笑顔を浮かべながらそれじゃあバチカルまでよろしく頼むと言っている。
しかしそんなルークとは裏腹に、ユキエはその発言を聞いてこてりと首をかしげた。

「あら?でも先程帰る事ぐらいどうとでもなるって仰ってませんでした?」

「ん?あぁ、"帰る"だけならな。ただ俺が単身で帰還した場合別の場所に借りを作ったり、どっかしら怪我したりは確実にあったと思う。
だから"無事に帰る"ためにお前の協力が欲しかったんだよ。このオールドラントのどこの派閥にも属さず、単身での戦闘能力を有し、かつ借りを作らなくて済む護衛、ってことで」

「ああ、なるほど」

ルークの言葉に再度納得したユキエは、それならばとクロエをバチカルへ派遣することを提案した。
アークスの一員でないルークは無理だが、クロエならば大気圏外に待機しているキャンプシップを経由して直でバチカルへと派遣することができる。
王城や屋敷へ直接移転というのは無理でも、徒歩で帰還するよりは余程早いだろう。
貴族である無事を伝えることができるだけでもだいぶ違うだろう、と考えての申し出だった。

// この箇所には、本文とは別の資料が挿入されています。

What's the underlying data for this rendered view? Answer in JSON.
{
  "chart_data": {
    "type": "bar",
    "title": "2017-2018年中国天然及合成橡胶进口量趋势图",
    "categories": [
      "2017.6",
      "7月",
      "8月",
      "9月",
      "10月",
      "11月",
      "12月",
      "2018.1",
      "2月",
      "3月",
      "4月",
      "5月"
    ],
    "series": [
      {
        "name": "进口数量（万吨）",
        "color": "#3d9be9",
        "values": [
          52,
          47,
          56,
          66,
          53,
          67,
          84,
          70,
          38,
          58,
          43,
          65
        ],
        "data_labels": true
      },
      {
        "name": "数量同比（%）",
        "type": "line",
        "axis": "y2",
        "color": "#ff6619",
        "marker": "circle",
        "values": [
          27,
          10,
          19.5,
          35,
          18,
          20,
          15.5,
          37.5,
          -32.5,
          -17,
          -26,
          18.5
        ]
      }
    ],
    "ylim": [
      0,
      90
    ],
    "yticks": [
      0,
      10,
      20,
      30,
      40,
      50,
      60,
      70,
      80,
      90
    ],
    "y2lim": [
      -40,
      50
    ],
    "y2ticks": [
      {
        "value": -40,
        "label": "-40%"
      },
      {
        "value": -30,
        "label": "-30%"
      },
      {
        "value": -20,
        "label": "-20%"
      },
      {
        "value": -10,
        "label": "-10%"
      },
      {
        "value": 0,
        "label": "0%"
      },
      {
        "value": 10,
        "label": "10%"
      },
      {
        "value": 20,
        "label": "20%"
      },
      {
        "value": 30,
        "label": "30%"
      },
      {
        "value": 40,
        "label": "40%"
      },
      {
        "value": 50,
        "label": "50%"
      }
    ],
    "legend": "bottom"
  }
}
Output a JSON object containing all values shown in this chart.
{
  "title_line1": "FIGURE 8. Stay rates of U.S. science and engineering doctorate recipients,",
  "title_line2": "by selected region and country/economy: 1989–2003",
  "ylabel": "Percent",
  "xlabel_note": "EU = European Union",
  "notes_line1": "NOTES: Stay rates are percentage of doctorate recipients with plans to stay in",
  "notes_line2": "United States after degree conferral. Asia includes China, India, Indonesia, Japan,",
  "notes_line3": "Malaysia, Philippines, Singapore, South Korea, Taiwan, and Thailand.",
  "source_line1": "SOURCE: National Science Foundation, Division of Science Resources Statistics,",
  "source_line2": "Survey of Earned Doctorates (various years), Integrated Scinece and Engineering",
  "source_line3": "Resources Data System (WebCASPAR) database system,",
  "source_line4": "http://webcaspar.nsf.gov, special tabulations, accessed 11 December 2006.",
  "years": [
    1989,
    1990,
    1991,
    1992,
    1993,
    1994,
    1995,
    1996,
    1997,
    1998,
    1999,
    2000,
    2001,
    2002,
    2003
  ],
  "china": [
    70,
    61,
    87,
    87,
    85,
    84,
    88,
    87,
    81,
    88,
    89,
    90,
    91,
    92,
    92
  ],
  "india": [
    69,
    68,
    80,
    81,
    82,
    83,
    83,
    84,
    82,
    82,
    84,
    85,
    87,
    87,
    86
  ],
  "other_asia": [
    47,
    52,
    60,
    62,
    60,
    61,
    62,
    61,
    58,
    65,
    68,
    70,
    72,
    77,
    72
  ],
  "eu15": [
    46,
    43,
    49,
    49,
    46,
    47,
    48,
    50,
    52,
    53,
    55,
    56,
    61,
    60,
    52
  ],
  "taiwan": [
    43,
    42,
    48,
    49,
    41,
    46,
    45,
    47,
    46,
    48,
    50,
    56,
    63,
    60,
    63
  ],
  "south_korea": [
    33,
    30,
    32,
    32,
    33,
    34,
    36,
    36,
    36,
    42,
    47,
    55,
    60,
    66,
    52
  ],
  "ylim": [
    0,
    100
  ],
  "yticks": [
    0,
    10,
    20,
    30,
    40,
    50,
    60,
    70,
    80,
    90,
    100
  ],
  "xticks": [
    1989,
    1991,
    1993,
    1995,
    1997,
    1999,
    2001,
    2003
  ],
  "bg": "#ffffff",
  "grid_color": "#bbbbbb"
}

その申し出に感謝したルークは自分の無事や母の心配、メイドや騎士団の処罰の保留などを言付けると、身分証明として衣服に使用されている飾りボタンをクロエへと手渡す。
ファブレ家の紋章にアレンジを加えた、ルークにのみ使用が許されている紋章だ。
ルークは未だ爵位を頂いていないために本来ならば持ち得ないのだが、現在既に国政に関わりつつ将来確実に国の一角を担う存在になることが解っていること、第三王位継承者にして王女の婚約者という特別性、そしてファブレ家という国の中枢に食い込んでいる家の人間であることから特別に紋章を頂いているのだ。

飾りボタンを受け取ったクロエはルークの伝言を復唱し、クリムゾン・ヘァツォーク・フォン・ファブレに必ず伝えてくれというルークの言葉に大きく頷く。
そしてユキエがアイテムを使って帰還用のゲートを開くと、ぷっきゅぷっきゅと間抜けな足音を立てながらそのゲートを通りキャンプシップへと戻っていった。

「それじゃあ、私達も行きましょうか。いつまでも渓谷にいるわけにはいきませんし」

「そうだな。まずは渓谷を降りて……街道沿いに出て最寄の町を目指そう。途中装飾品を換金できれば道中だいぶ楽になるんだが……」

そう話しつつ、二人は渓谷を降り始める。
ティアの存在をあえてスルーしたことに突っ込みはなく、シエロをルークの護衛につける。
そして先程から密かに距離を縮めてきている渓谷に住まう魔物達を一掃するため、ユキエは再度アマテラスへと手をかけるのだった。